THREE members of a Pakistani family found with forged identification cards while living in Ballyhaunis appeared before Claremorris District Court recently. Mr Amjad Iqbal, his wife, Farhat Roohi, and their 27-year-old daughter, Hira Iqbal, all pleaded guilty to the charge of possessing a false instrument. Garda Pauline Murray told the court that as part of a wider investigation about sham marriages, called Operation Vantage, on November 15, 2015, she was asked to examine documents at 10 Sherwood Avenue, Clare Road, Ballyhaunis.
“I called to the house, where I was handed three Dutch ID cards, and they had the three [above-mentioned] names on them,” Garda Murray said.
“The three persons present said they were looking for asylum in the country. Amjad admitted that he had obtained the ID cards in the UK, where they had been living for a number of years. They had made an application in the UK under EU treaty legislation, but had failed and [subsequently] made their way to Ireland through Northern Ireland,” Garda Murray told the court.
Judge Mary Devins was told that Mr Ibqal had paid £400 for the fake cards. A fourth person, his son, was the recipient of a card also, but he was not being charged.

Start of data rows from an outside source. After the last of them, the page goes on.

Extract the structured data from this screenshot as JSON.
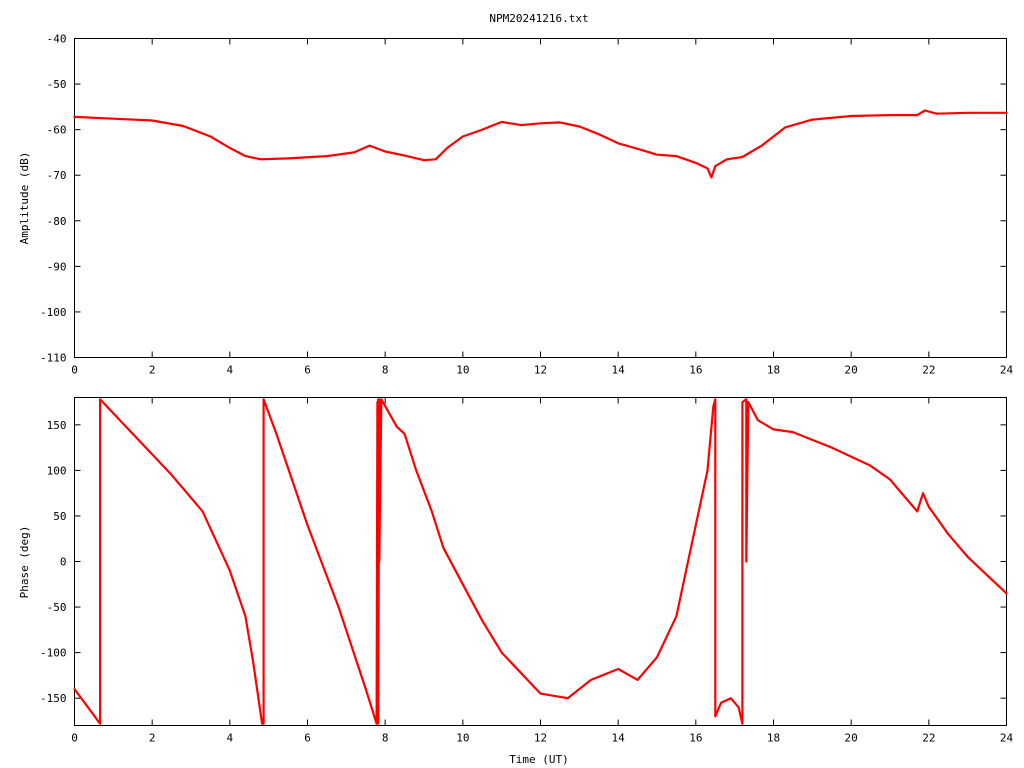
{
  "title": "NPM20241216.txt",
  "colors": {
    "series": "#ff0000",
    "axes": "#000000",
    "background": "#ffffff"
  },
  "chart_data": [
    {
      "type": "line",
      "name": "amplitude",
      "title": "NPM20241216.txt",
      "xlabel": "",
      "ylabel": "Amplitude (dB)",
      "xlim": [
        0,
        24
      ],
      "ylim": [
        -110,
        -40
      ],
      "xticks": [
        "0",
        "2",
        "4",
        "6",
        "8",
        "10",
        "12",
        "14",
        "16",
        "18",
        "20",
        "22",
        "24"
      ],
      "yticks": [
        "-40",
        "-50",
        "-60",
        "-70",
        "-80",
        "-90",
        "-100",
        "-110"
      ],
      "grid": false,
      "legend": "none",
      "series": [
        {
          "x": [
            0,
            1,
            2,
            2.8,
            3.5,
            4.0,
            4.4,
            4.8,
            5.5,
            6.5,
            7.2,
            7.6,
            8.0,
            8.5,
            9.0,
            9.3,
            9.6,
            10.0,
            10.5,
            11.0,
            11.5,
            12.0,
            12.5,
            13.0,
            13.5,
            14.0,
            14.5,
            15.0,
            15.5,
            16.0,
            16.3,
            16.4,
            16.5,
            16.8,
            17.2,
            17.7,
            18.3,
            19.0,
            20.0,
            21.0,
            21.7,
            21.9,
            22.2,
            23.0,
            24.0
          ],
          "y": [
            -57.2,
            -57.6,
            -58.0,
            -59.2,
            -61.5,
            -64.0,
            -65.8,
            -66.5,
            -66.3,
            -65.8,
            -65.0,
            -63.5,
            -64.8,
            -65.7,
            -66.7,
            -66.5,
            -64.0,
            -61.5,
            -60.0,
            -58.3,
            -59.0,
            -58.6,
            -58.4,
            -59.3,
            -61.0,
            -63.0,
            -64.2,
            -65.5,
            -65.8,
            -67.3,
            -68.5,
            -70.5,
            -68.0,
            -66.5,
            -66.0,
            -63.5,
            -59.5,
            -57.8,
            -57.0,
            -56.8,
            -56.8,
            -55.8,
            -56.5,
            -56.3,
            -56.3
          ]
        }
      ]
    },
    {
      "type": "line",
      "name": "phase",
      "title": "",
      "xlabel": "Time (UT)",
      "ylabel": "Phase (deg)",
      "xlim": [
        0,
        24
      ],
      "ylim": [
        -180,
        180
      ],
      "xticks": [
        "0",
        "2",
        "4",
        "6",
        "8",
        "10",
        "12",
        "14",
        "16",
        "18",
        "20",
        "22",
        "24"
      ],
      "yticks": [
        "150",
        "100",
        "50",
        "0",
        "-50",
        "-100",
        "-150"
      ],
      "grid": false,
      "legend": "none",
      "series": [
        {
          "x": [
            0,
            0.66,
            0.66,
            0.66,
            1.5,
            2.5,
            3.3,
            4.0,
            4.4,
            4.6,
            4.83,
            4.87,
            4.87,
            4.87,
            5.2,
            6.0,
            6.8,
            7.5,
            7.78,
            7.8,
            7.8,
            7.82,
            7.82,
            7.85,
            7.85,
            7.9,
            8.3,
            8.5,
            8.8,
            9.2,
            9.5,
            10.0,
            10.5,
            11.0,
            12.0,
            12.7,
            13.3,
            14.0,
            14.5,
            15.0,
            15.5,
            16.0,
            16.3,
            16.45,
            16.5,
            16.5,
            16.65,
            16.9,
            17.1,
            17.2,
            17.2,
            17.3,
            17.3,
            17.35,
            17.6,
            18.0,
            18.5,
            19.5,
            20.5,
            21.0,
            21.7,
            21.85,
            22.0,
            22.5,
            23.0,
            23.5,
            24.0
          ],
          "y": [
            -140,
            -178,
            0,
            178,
            140,
            95,
            55,
            -10,
            -60,
            -110,
            -178,
            -178,
            0,
            178,
            140,
            40,
            -50,
            -140,
            -178,
            175,
            -175,
            178,
            -178,
            178,
            0,
            178,
            148,
            140,
            100,
            55,
            15,
            -25,
            -65,
            -100,
            -145,
            -150,
            -130,
            -118,
            -130,
            -105,
            -60,
            40,
            100,
            170,
            178,
            -170,
            -155,
            -150,
            -160,
            -178,
            175,
            178,
            0,
            175,
            155,
            145,
            142,
            125,
            105,
            90,
            55,
            75,
            60,
            30,
            5,
            -15,
            -35
          ]
        }
      ]
    }
  ]
}
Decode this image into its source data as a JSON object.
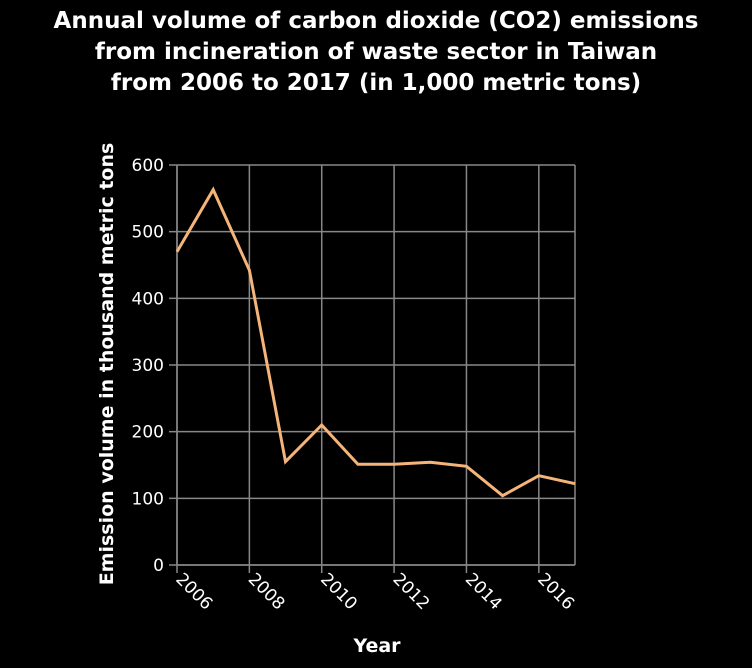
{
  "title_lines": [
    "Annual volume of carbon dioxide (CO2) emissions",
    "from incineration of waste sector in Taiwan",
    "from 2006 to 2017 (in 1,000 metric tons)"
  ],
  "colors": {
    "background": "#000000",
    "text": "#ffffff",
    "grid": "#888888",
    "line": "#f5b47a"
  },
  "chart_data": {
    "type": "line",
    "title": "Annual volume of carbon dioxide (CO2) emissions from incineration of waste sector in Taiwan from 2006 to 2017 (in 1,000 metric tons)",
    "xlabel": "Year",
    "ylabel": "Emission volume in thousand metric tons",
    "x": [
      2006,
      2007,
      2008,
      2009,
      2010,
      2011,
      2012,
      2013,
      2014,
      2015,
      2016,
      2017
    ],
    "series": [
      {
        "values": [
          470,
          563,
          442,
          155,
          210,
          151,
          151,
          154,
          148,
          104,
          134,
          122
        ]
      }
    ],
    "xlim": [
      2006,
      2017
    ],
    "ylim": [
      0,
      600
    ],
    "xticks": [
      "2006",
      "2008",
      "2010",
      "2012",
      "2014",
      "2016"
    ],
    "yticks": [
      "0",
      "100",
      "200",
      "300",
      "400",
      "500",
      "600"
    ],
    "grid": true
  }
}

Solicitor for the accused, Ms Cathy McDarby told the court that Amjad had been a hotel manager in his native Pakistan, but after a business venture went wrong, his creditor demanded that he marry his daughter Hira as a repayment for the debt. In desperation, the family fled to the UK.
“They didn’t actually use the false IDs when they came into Northern Ireland,” Ms McDarby said.
She stated that Hira, who is a qualified beauty therapist with perfect English, was studying for a computer-science degree in the UK when they left. Her father had a bypass operation in 2004 and her mother, Farhat, suffered a heart attack last year. Ms McDarby said that the family now live in the Mosney Direct Provision centre in County Meath, and like all asylum seekers, cannot work and live on €19.10 per week.
Under questioning by Judge Devins, Hira told the court that it was on the advice of their solicitor that they had made ‘a human rights application, and not asylum’, when in the UK.
“This was rejected several times and we went to the High Court in 2015. Our solicitor then advised us to come to Ireland and fight our asylum case here.”
Cognisant of how a conviction may have an impact on their application, Judge Devins adjourned the case for 12 months for an update on their status at the court of May 1, 2018.